Yeah, but this would be akin to the feds getting a warrant to search your house, but not being able to get in because you had a really sweet indestructible front door, and then being told that asking you to unlock the vault for them is self incrimination.CM156 said:albino boo said:And great day for fraudsters, drug dealers, corrupt politicians, the various mobs, hit men, the Ku Klux clan, the Aryan nation and the other terrorist groups out there. So if Enron had just encrypted all their data they could have walked away scot free after defrauding ten of thousands of poeple. Rod Blagojevich should have sent an encrypted email instead of selling Obama's senate seat on the phone and he wouldn't be doing 14 years and the democratic process would have been for sale. But hey data privacy is way more important than protecting the democratic process.dobahci said:This is a great day for all who value the right to data privacy.
"No person shall be held to answer for a capital, or otherwise infamous crime, unless on a presentment or indictment of a Grand Jury, except in cases arising in the land or naval forces, or in the Militia, when in actual service in time of War or public danger; nor shall any person be subject for the same offense to be twice put in jeopardy of life or limb; nor shall be compelled in any criminal case to be a witness against himself, nor be deprived of life, liberty, or property, without due process of law; nor shall private property be taken for public use, without just compensation"

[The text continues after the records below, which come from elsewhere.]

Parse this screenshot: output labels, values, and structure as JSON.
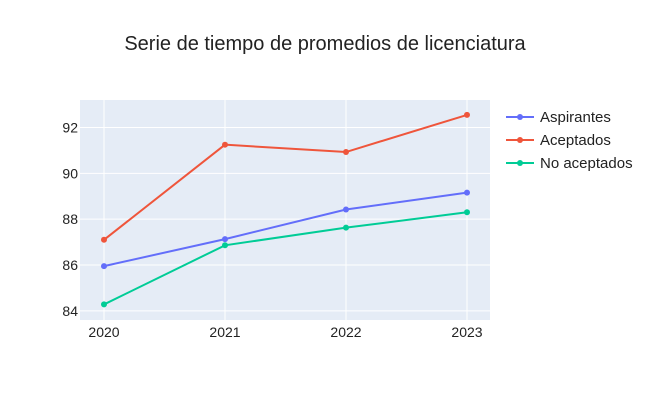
{
  "chart_data": {
    "type": "line",
    "title": "Serie de tiempo de promedios de licenciatura",
    "xlabel": "",
    "ylabel": "",
    "x": [
      "2020",
      "2021",
      "2022",
      "2023"
    ],
    "ylim": [
      83.6,
      93.2
    ],
    "yticks": [
      84,
      86,
      88,
      90,
      92
    ],
    "grid": true,
    "legend_position": "right",
    "plot_background": "#e5ecf6",
    "series": [
      {
        "name": "Aspirantes",
        "color": "#636efa",
        "values": [
          85.95,
          87.13,
          88.42,
          89.16
        ]
      },
      {
        "name": "Aceptados",
        "color": "#ef553b",
        "values": [
          87.1,
          91.25,
          90.93,
          92.55
        ]
      },
      {
        "name": "No aceptados",
        "color": "#00cc96",
        "values": [
          84.28,
          86.86,
          87.63,
          88.3
        ]
      }
    ]
  }
}
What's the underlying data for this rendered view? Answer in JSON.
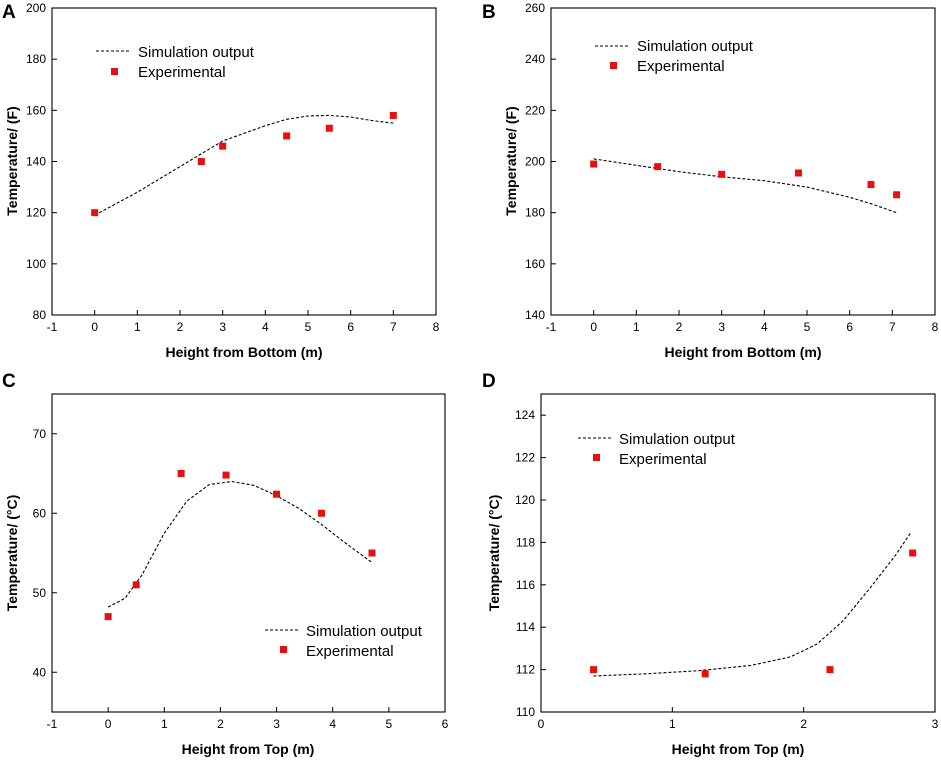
{
  "chart_data": [
    {
      "panel": "A",
      "type": "line",
      "xlabel": "Height from Bottom (m)",
      "ylabel": "Temperature/ (F)",
      "xlim": [
        -1,
        8
      ],
      "ylim": [
        80,
        200
      ],
      "xticks": [
        -1,
        0,
        1,
        2,
        3,
        4,
        5,
        6,
        7,
        8
      ],
      "yticks": [
        80,
        100,
        120,
        140,
        160,
        180,
        200
      ],
      "legend": {
        "position": "top-left",
        "line_label": "Simulation output",
        "marker_label": "Experimental"
      },
      "series": [
        {
          "name": "Simulation output",
          "style": "dashed-line",
          "x": [
            0,
            1,
            2,
            3,
            4,
            4.5,
            5,
            5.5,
            6,
            6.5,
            7
          ],
          "y": [
            119,
            128,
            138,
            148,
            154,
            156.5,
            157.8,
            158,
            157.4,
            156,
            155
          ]
        },
        {
          "name": "Experimental",
          "style": "square-marker",
          "x": [
            0,
            2.5,
            3,
            4.5,
            5.5,
            7
          ],
          "y": [
            120,
            140,
            146,
            150,
            153,
            158
          ]
        }
      ]
    },
    {
      "panel": "B",
      "type": "line",
      "xlabel": "Height from Bottom (m)",
      "ylabel": "Temperature/ (F)",
      "xlim": [
        -1,
        8
      ],
      "ylim": [
        140,
        260
      ],
      "xticks": [
        -1,
        0,
        1,
        2,
        3,
        4,
        5,
        6,
        7,
        8
      ],
      "yticks": [
        140,
        160,
        180,
        200,
        220,
        240,
        260
      ],
      "legend": {
        "position": "top-left",
        "line_label": "Simulation output",
        "marker_label": "Experimental"
      },
      "series": [
        {
          "name": "Simulation output",
          "style": "dashed-line",
          "x": [
            0,
            1,
            2,
            3,
            4,
            5,
            6,
            6.5,
            7.1
          ],
          "y": [
            201,
            198.5,
            196,
            194,
            192.5,
            190,
            186,
            183.5,
            180
          ]
        },
        {
          "name": "Experimental",
          "style": "square-marker",
          "x": [
            0,
            1.5,
            3,
            4.8,
            6.5,
            7.1
          ],
          "y": [
            199,
            198,
            195,
            195.5,
            191,
            187
          ]
        }
      ]
    },
    {
      "panel": "C",
      "type": "line",
      "xlabel": "Height from Top (m)",
      "ylabel": "Temperature/ (°C)",
      "xlim": [
        -1,
        6
      ],
      "ylim": [
        35,
        75
      ],
      "xticks": [
        -1,
        0,
        1,
        2,
        3,
        4,
        5,
        6
      ],
      "yticks": [
        40,
        50,
        60,
        70
      ],
      "legend": {
        "position": "bottom-right",
        "line_label": "Simulation output",
        "marker_label": "Experimental"
      },
      "series": [
        {
          "name": "Simulation output",
          "style": "dashed-line",
          "x": [
            0,
            0.3,
            0.6,
            1.0,
            1.4,
            1.8,
            2.2,
            2.6,
            3.0,
            3.4,
            3.8,
            4.2,
            4.7
          ],
          "y": [
            48.2,
            49.3,
            52.2,
            57.5,
            61.5,
            63.6,
            64.0,
            63.5,
            62.2,
            60.6,
            58.6,
            56.4,
            53.8
          ]
        },
        {
          "name": "Experimental",
          "style": "square-marker",
          "x": [
            0,
            0.5,
            1.3,
            2.1,
            3.0,
            3.8,
            4.7
          ],
          "y": [
            47,
            51,
            65,
            64.8,
            62.4,
            60,
            55
          ]
        }
      ]
    },
    {
      "panel": "D",
      "type": "line",
      "xlabel": "Height from Top (m)",
      "ylabel": "Temperature/ (°C)",
      "xlim": [
        0,
        3
      ],
      "ylim": [
        110,
        125
      ],
      "xticks": [
        0,
        1,
        2,
        3
      ],
      "yticks": [
        110,
        112,
        114,
        116,
        118,
        120,
        122,
        124
      ],
      "legend": {
        "position": "top-left",
        "line_label": "Simulation output",
        "marker_label": "Experimental"
      },
      "series": [
        {
          "name": "Simulation output",
          "style": "dashed-line",
          "x": [
            0.4,
            0.8,
            1.2,
            1.6,
            1.9,
            2.1,
            2.3,
            2.5,
            2.7,
            2.82
          ],
          "y": [
            111.7,
            111.8,
            111.95,
            112.2,
            112.6,
            113.2,
            114.3,
            115.8,
            117.4,
            118.5
          ]
        },
        {
          "name": "Experimental",
          "style": "square-marker",
          "x": [
            0.4,
            1.25,
            2.2,
            2.83
          ],
          "y": [
            112,
            111.8,
            112,
            117.5
          ]
        }
      ]
    }
  ]
}
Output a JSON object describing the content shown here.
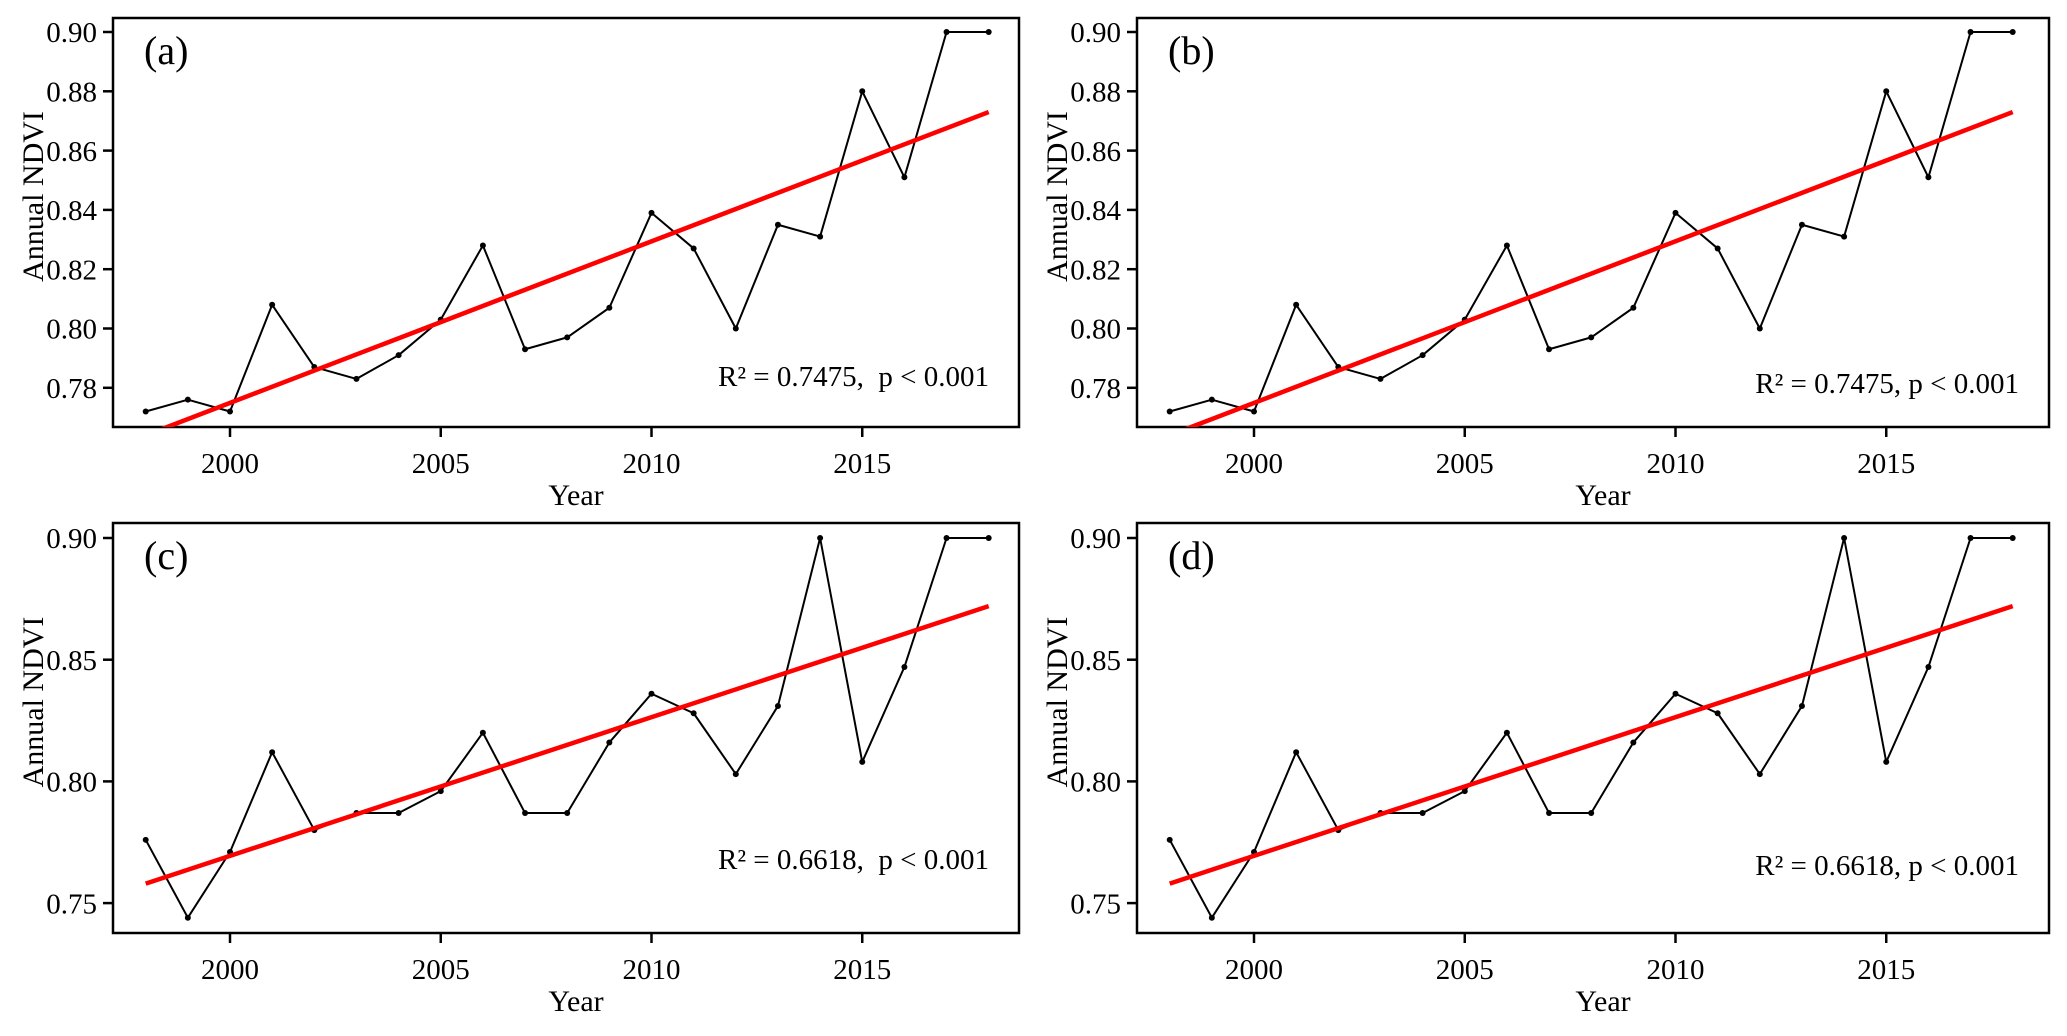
{
  "figure": {
    "background": "#ffffff",
    "series_color": "#000000",
    "trend_color": "#ff0000"
  },
  "chart_data": [
    {
      "id": "a",
      "type": "line",
      "panel_label": "(a)",
      "xlabel": "Year",
      "ylabel": "Annual NDVI",
      "x": [
        1998,
        1999,
        2000,
        2001,
        2002,
        2003,
        2004,
        2005,
        2006,
        2007,
        2008,
        2009,
        2010,
        2011,
        2012,
        2013,
        2014,
        2015,
        2016,
        2017,
        2018
      ],
      "series": [
        {
          "name": "Annual NDVI",
          "color": "#000000",
          "marker": "circle",
          "values": [
            0.772,
            0.776,
            0.772,
            0.808,
            0.787,
            0.783,
            0.791,
            0.803,
            0.828,
            0.793,
            0.797,
            0.807,
            0.839,
            0.827,
            0.8,
            0.835,
            0.831,
            0.88,
            0.851,
            0.9,
            0.9
          ]
        }
      ],
      "trendline": {
        "color": "#ff0000",
        "x": [
          1998,
          2018
        ],
        "y": [
          0.764,
          0.873
        ]
      },
      "annotation": "R² = 0.7475,  p < 0.001",
      "r_squared": "0.7475",
      "p_text": "p < 0.001",
      "xlim": [
        1997.2,
        2018.7
      ],
      "ylim": [
        0.7668,
        0.9047
      ],
      "xticks": [
        2000,
        2005,
        2010,
        2015
      ],
      "ytick_labels": [
        "0.78",
        "0.80",
        "0.82",
        "0.84",
        "0.86",
        "0.88",
        "0.90"
      ],
      "grid": false,
      "legend": null
    },
    {
      "id": "b",
      "type": "line",
      "panel_label": "(b)",
      "xlabel": "Year",
      "ylabel": "Annual NDVI",
      "x": [
        1998,
        1999,
        2000,
        2001,
        2002,
        2003,
        2004,
        2005,
        2006,
        2007,
        2008,
        2009,
        2010,
        2011,
        2012,
        2013,
        2014,
        2015,
        2016,
        2017,
        2018
      ],
      "series": [
        {
          "name": "Annual NDVI",
          "color": "#000000",
          "marker": "circle",
          "values": [
            0.772,
            0.776,
            0.772,
            0.808,
            0.787,
            0.783,
            0.791,
            0.803,
            0.828,
            0.793,
            0.797,
            0.807,
            0.839,
            0.827,
            0.8,
            0.835,
            0.831,
            0.88,
            0.851,
            0.9,
            0.9
          ]
        }
      ],
      "trendline": {
        "color": "#ff0000",
        "x": [
          1998,
          2018
        ],
        "y": [
          0.764,
          0.873
        ]
      },
      "annotation": "R² = 0.7475, p < 0.001",
      "r_squared": "0.7475",
      "p_text": "p < 0.001",
      "xlim": [
        1997.2,
        2018.7
      ],
      "ylim": [
        0.7668,
        0.9047
      ],
      "xticks": [
        2000,
        2005,
        2010,
        2015
      ],
      "ytick_labels": [
        "0.78",
        "0.80",
        "0.82",
        "0.84",
        "0.86",
        "0.88",
        "0.90"
      ],
      "grid": false,
      "legend": null
    },
    {
      "id": "c",
      "type": "line",
      "panel_label": "(c)",
      "xlabel": "Year",
      "ylabel": "Annual NDVI",
      "x": [
        1998,
        1999,
        2000,
        2001,
        2002,
        2003,
        2004,
        2005,
        2006,
        2007,
        2008,
        2009,
        2010,
        2011,
        2012,
        2013,
        2014,
        2015,
        2016,
        2017,
        2018
      ],
      "series": [
        {
          "name": "Annual NDVI",
          "color": "#000000",
          "marker": "circle",
          "values": [
            0.776,
            0.744,
            0.771,
            0.812,
            0.78,
            0.787,
            0.787,
            0.796,
            0.82,
            0.787,
            0.787,
            0.816,
            0.836,
            0.828,
            0.803,
            0.831,
            0.9,
            0.808,
            0.847,
            0.9,
            0.9
          ]
        }
      ],
      "trendline": {
        "color": "#ff0000",
        "x": [
          1998,
          2018
        ],
        "y": [
          0.758,
          0.872
        ]
      },
      "annotation": "R² = 0.6618,  p < 0.001",
      "r_squared": "0.6618",
      "p_text": "p < 0.001",
      "xlim": [
        1997.2,
        2018.7
      ],
      "ylim": [
        0.7377,
        0.9062
      ],
      "xticks": [
        2000,
        2005,
        2010,
        2015
      ],
      "ytick_labels": [
        "0.75",
        "0.80",
        "0.85",
        "0.90"
      ],
      "grid": false,
      "legend": null
    },
    {
      "id": "d",
      "type": "line",
      "panel_label": "(d)",
      "xlabel": "Year",
      "ylabel": "Annual NDVI",
      "x": [
        1998,
        1999,
        2000,
        2001,
        2002,
        2003,
        2004,
        2005,
        2006,
        2007,
        2008,
        2009,
        2010,
        2011,
        2012,
        2013,
        2014,
        2015,
        2016,
        2017,
        2018
      ],
      "series": [
        {
          "name": "Annual NDVI",
          "color": "#000000",
          "marker": "circle",
          "values": [
            0.776,
            0.744,
            0.771,
            0.812,
            0.78,
            0.787,
            0.787,
            0.796,
            0.82,
            0.787,
            0.787,
            0.816,
            0.836,
            0.828,
            0.803,
            0.831,
            0.9,
            0.808,
            0.847,
            0.9,
            0.9
          ]
        }
      ],
      "trendline": {
        "color": "#ff0000",
        "x": [
          1998,
          2018
        ],
        "y": [
          0.758,
          0.872
        ]
      },
      "annotation": "R² = 0.6618, p < 0.001",
      "r_squared": "0.6618",
      "p_text": "p < 0.001",
      "xlim": [
        1997.2,
        2018.7
      ],
      "ylim": [
        0.7377,
        0.9062
      ],
      "xticks": [
        2000,
        2005,
        2010,
        2015
      ],
      "ytick_labels": [
        "0.75",
        "0.80",
        "0.85",
        "0.90"
      ],
      "grid": false,
      "legend": null
    }
  ]
}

That's really what this is about. People's constitutional rights against being forced to incriminate themselves.
But hey: catching criminals is more important than protecting the Constitution and the Bill of Rights. That's why the feds don't need a warrant to search houses.
Oh wait!
You can't just copy-paste the 5th amendment to this case as written because it creates, effectively, the scenario above.
You need to realize there are crimes, and will continue to be crimes invented in the future as more and more of our day to day lives are done online, that are possible to do entirely on a computer.
Not allowing the police to be able to search your computer even with a warrant, is, again, exactly the same saying that if you had a good enough lock on your front door, the police are out of luck.
This isn't some case of warrant-less wiretapping or invasion of privacy. Your computer isn't your brain, it's evidence.
Can I hide evidence of my wrongdoing in a really awesome safe, and when they can't enter the safe, get away with a crime? Because that's basically what this is.
Um, a police investigation doesn't presume you're innocent. It's gathering evidence to prove you're guilty.Daemonate said:You fail completely to see the more subtle and frightening implications in this.
By requiring him to decode a drive, the prosecution are presuming without having proven that
1) The hard drive contains real data
2) The data that may exist is incriminating and / or at least subject to the subpoena
3) That he was the one who placed the data on the disk, and not someone else
4) And that therefore, he would know the password and also
5) He hasn't forgotten or lost the password
Essentially, if he decodes the drive he has proven the entire case the prosecution would otherwise have to prove to a jury. It's like the court ordering him to prove himself guilty and then jailing him for failing to do so.
This violates far more then the fifth amendment. This violates the presumption of innocence.
The above is analogous to accusing a man of murder and then jailing him for contempt of court for 'failing to show where he buried the body' without having yet proved a murder case.
Or, for that matter, accusing someone of witchcraft and drowning them to prove they are not a witch.
Saying that looking for evidence is a violation of presumption of innocence basically makes the whole justice system entirely useless. The world created by what you're presupposing means that police officers can only do anything about a crime if they happen to see it by pure chance.
For your murder analogy, it'd be more similar to a man having his basement sealed off with some magically indestructible door, and the police having a warrant to look in that basement, and you being told "Too bad, your warrant is useless because this door is really, really sweet".
The fact of that matter is, that your way of doing things effectively means that, if a criminal is even REASONABLY intelligent, no crime against him can ever, ever, ever be prosecuted, no matter how blatant or no matter how good a warrant to search for evidence the police gets.
As the quoted person pointed out, something like Enron would had been impossible to prosecute if the Enron executives just downloaded TrueCrypt.